Notable and Quotable

Posted by Kendall Harmon

Here is the real plan that now seems odds on to succeed.

The Plan: Dump $500 billion of toxic assets on to unsuspecting taxpayers via a public-private partnership in which 93% of the losses are born by the taxpayer.

--Mish in his latest analysis of the Geithner "plan"

Filed under: * Economics, PoliticsEconomyThe 2009 Obama Administration Bank Bailout PlanThe Banking System/SectorThe Credit Freeze Crisis of Fall 2008/The Recession of 2007--The U.S. GovernmentFederal ReserveTreasury Secretary Timothy Geithner

3 Comments
Posted March 30, 2009 at 1:23 pm [Printer Friendly] [Print w/ comments]



1. Jeffersonian wrote:

That pretty much encapsulates the plan, as I see it.  If banks were interested in getting true market value for these assets, they’d be selling them off right now.  What’s keeping that from happening is Geithner’s plan to overpay so he can recapitalize these same banks under the table.

Slightly edited by elf.

March 30, 2:27 pm | [comment link]
2. Dilbertnomore wrote:

Elections - General AND Primary - produce consequences. This prognosis is very likely, largely descriptive of the consequences visited on all the people of America by 53% of the 2008 Presidential/Congressional Election voters. Of course, when offered the opportunity to self-define ‘hope and change’ one tends to ‘blue sky’ the concept in personally comforting terms. I wonder how many are now experiencing buyers remorse. God have mercy on them and on all of us.
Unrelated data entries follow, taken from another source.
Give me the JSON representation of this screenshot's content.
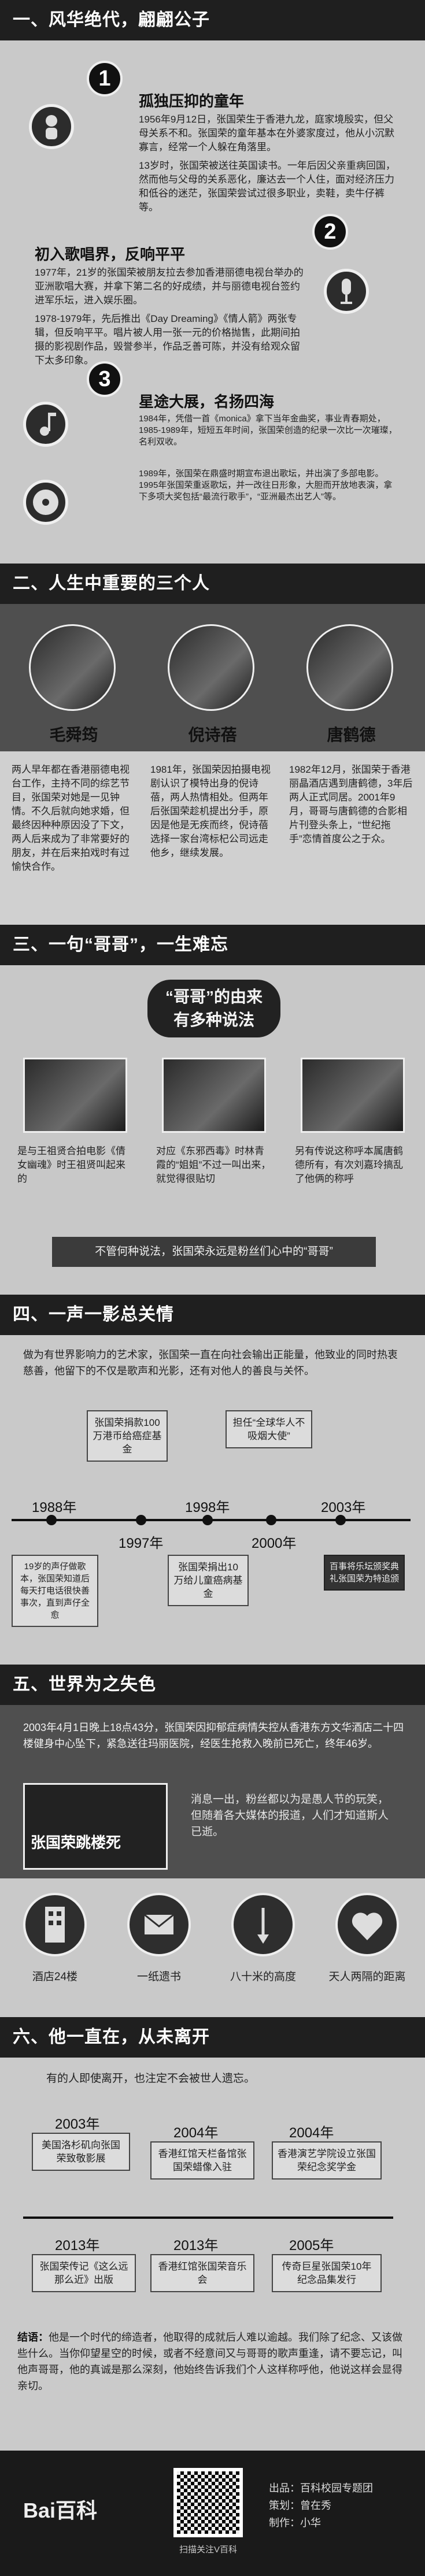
{
  "sections": {
    "s1": "一、风华绝代，翩翩公子",
    "s2": "二、人生中重要的三个人",
    "s3": "三、一句“哥哥”，一生难忘",
    "s4": "四、一声一影总关情",
    "s5": "五、世界为之失色",
    "s6": "六、他一直在，从未离开"
  },
  "s1": {
    "b1_title": "孤独压抑的童年",
    "b1_p1": "1956年9月12日，张国荣生于香港九龙，庭家境殷实，但父母关系不和。张国荣的童年基本在外婆家度过，他从小沉默寡言，经常一个人躲在角落里。",
    "b1_p2": "13岁时，张国荣被送往英国读书。一年后因父亲重病回国，然而他与父母的关系恶化，廉达去一个人住，面对经济压力和低谷的迷茫，张国荣尝试过很多职业，卖鞋，卖牛仔裤等。",
    "b2_title": "初入歌唱界，反响平平",
    "b2_p1": "1977年，21岁的张国荣被朋友拉去参加香港丽德电视台举办的亚洲歌唱大赛，并拿下第二名的好成绩，并与丽德电视台签约进军乐坛，进入娱乐圈。",
    "b2_p2": "1978-1979年，先后推出《Day Dreaming》《情人箭》两张专辑，但反响平平。唱片被人用一张一元的价格抛售，此期间拍摄的影视剧作品，毁誉参半，作品乏善可陈，并没有给观众留下太多印象。",
    "b3_title": "星途大展，名扬四海",
    "b3_p1": "1984年，凭借一首《monica》拿下当年金曲奖，事业青春期处，1985-1989年，短短五年时间，张国荣创造的纪录一次比一次璀璨，名利双收。",
    "b3_p2": "1989年，张国荣在鼎盛时期宣布退出歌坛，并出演了多部电影。1995年张国荣重返歌坛，并一改往日形象，大胆而开放地表演，拿下多项大奖包括“最流行歌手”，“亚洲最杰出艺人”等。"
  },
  "s2": {
    "p1_name": "毛舜筠",
    "p1_text": "两人早年都在香港丽德电视台工作，主持不同的综艺节目，张国荣对她是一见钟情。不久后就向她求婚，但最终因种种原因没了下文，两人后来成为了非常要好的朋友，并在后来拍戏时有过愉快合作。",
    "p2_name": "倪诗蓓",
    "p2_text": "1981年，张国荣因拍摄电视剧认识了模特出身的倪诗蓓，两人热情相处。但两年后张国荣趁机提出分手，原因是他是无疾而终，倪诗蓓选择一家台湾标杞公司远走他乡，继续发展。",
    "p3_name": "唐鹤德",
    "p3_text": "1982年12月，张国荣于香港丽晶酒店遇到唐鹤德，3年后两人正式同居。2001年9月，哥哥与唐鹤德的合影相片刊登头条上，“世纪拖手”恋情首度公之于众。"
  },
  "s3": {
    "bubble_l1": "“哥哥”的由来",
    "bubble_l2": "有多种说法",
    "c1": "是与王祖贤合拍电影《倩女幽魂》时王祖贤叫起来的",
    "c2": "对应《东邪西毒》时林青霞的“姐姐”不过一叫出来，就觉得很贴切",
    "c3": "另有传说这称呼本属唐鹤德所有，有次刘嘉玲搞乱了他俩的称呼",
    "summary": "不管何种说法，张国荣永远是粉丝们心中的“哥哥”"
  },
  "s4": {
    "intro": "做为有世界影响力的艺术家，张国荣一直在向社会输出正能量，他致业的同时热衷慈善，他留下的不仅是歌声和光影，还有对他人的善良与关怀。",
    "y1": "1988年",
    "y2": "1997年",
    "y3": "1998年",
    "y4": "2000年",
    "y5": "2003年",
    "e1": "19岁的声仔做歌本，张国荣知道后每天打电话很快善事次，直到声仔全愈",
    "e2": "张国荣捐款100万港币给癌症基金",
    "e3": "张国荣捐出10万给儿童癌病基金",
    "e4": "担任“全球华人不吸烟大使”",
    "e5": "百事将乐坛颁奖典礼张国荣为特追颁"
  },
  "s5": {
    "news": "2003年4月1日晚上18点43分，张国荣因抑郁症病情失控从香港东方文华酒店二十四楼健身中心坠下，紧急送往玛丽医院，经医生抢救入晚前已死亡，终年46岁。",
    "photo_text": "张国荣跳楼死",
    "quote": "消息一出，粉丝都以为是愚人节的玩笑，但随着各大媒体的报道，人们才知道斯人已逝。",
    "stat1": "酒店24楼",
    "stat2": "一纸遗书",
    "stat3": "八十米的高度",
    "stat4": "天人两隔的距离"
  },
  "s6": {
    "intro": "有的人即使离开，也注定不会被世人遗忘。",
    "t1_year": "2003年",
    "t1_text": "美国洛杉矶向张国荣致敬影展",
    "t2_year": "2004年",
    "t2_text": "香港红馆天栏备馆张国荣蜡像入驻",
    "t3_year": "2004年",
    "t3_text": "香港演艺学院设立张国荣纪念奖学金",
    "t4_year": "2013年",
    "t4_text": "张国荣传记《这么远那么近》出版",
    "t5_year": "2013年",
    "t5_text": "香港红馆张国荣音乐会",
    "t6_year": "2005年",
    "t6_text": "传奇巨星张国荣10年纪念品集发行",
    "conclusion_label": "结语：",
    "conclusion": "他是一个时代的缔造者，他取得的成就后人难以逾越。我们除了纪念、又该做些什么。当你仰望星空的时候，或者不经意间又与哥哥的歌声重逢，请不要忘记，叫他声哥哥，他的真诚是那么深刻，他始终告诉我们个人这样称呼他，他说这样会显得亲切。"
  },
  "footer": {
    "logo": "Bai百科",
    "qr_caption": "扫描关注V百科",
    "c1": "出品：百科校园专题团",
    "c2": "策划：曾在秀",
    "c3": "制作：小华"
  }
}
March 30, 10:16 pm | [comment link]
3. Shumanbean wrote:

I’m not very well versed in finances and economy, probably like most people, but I’m starting to get the picture. This stinks, and there doesn’t seem to be anything that can be done, except sit and watch it happen, or ignore it and not watch it happen. This plan seems to be a transfer of everyone’s wealth (those who pay taxes, at any rate) to the same people that caused this mess, with no hope at all of the real investors (taxpayers) receiving any return, but still taking almost all the risk. Am I missing something? Does our investment sometime return to us? If so, how? Tax credits? Government health care? How are we supposed to feel good about this?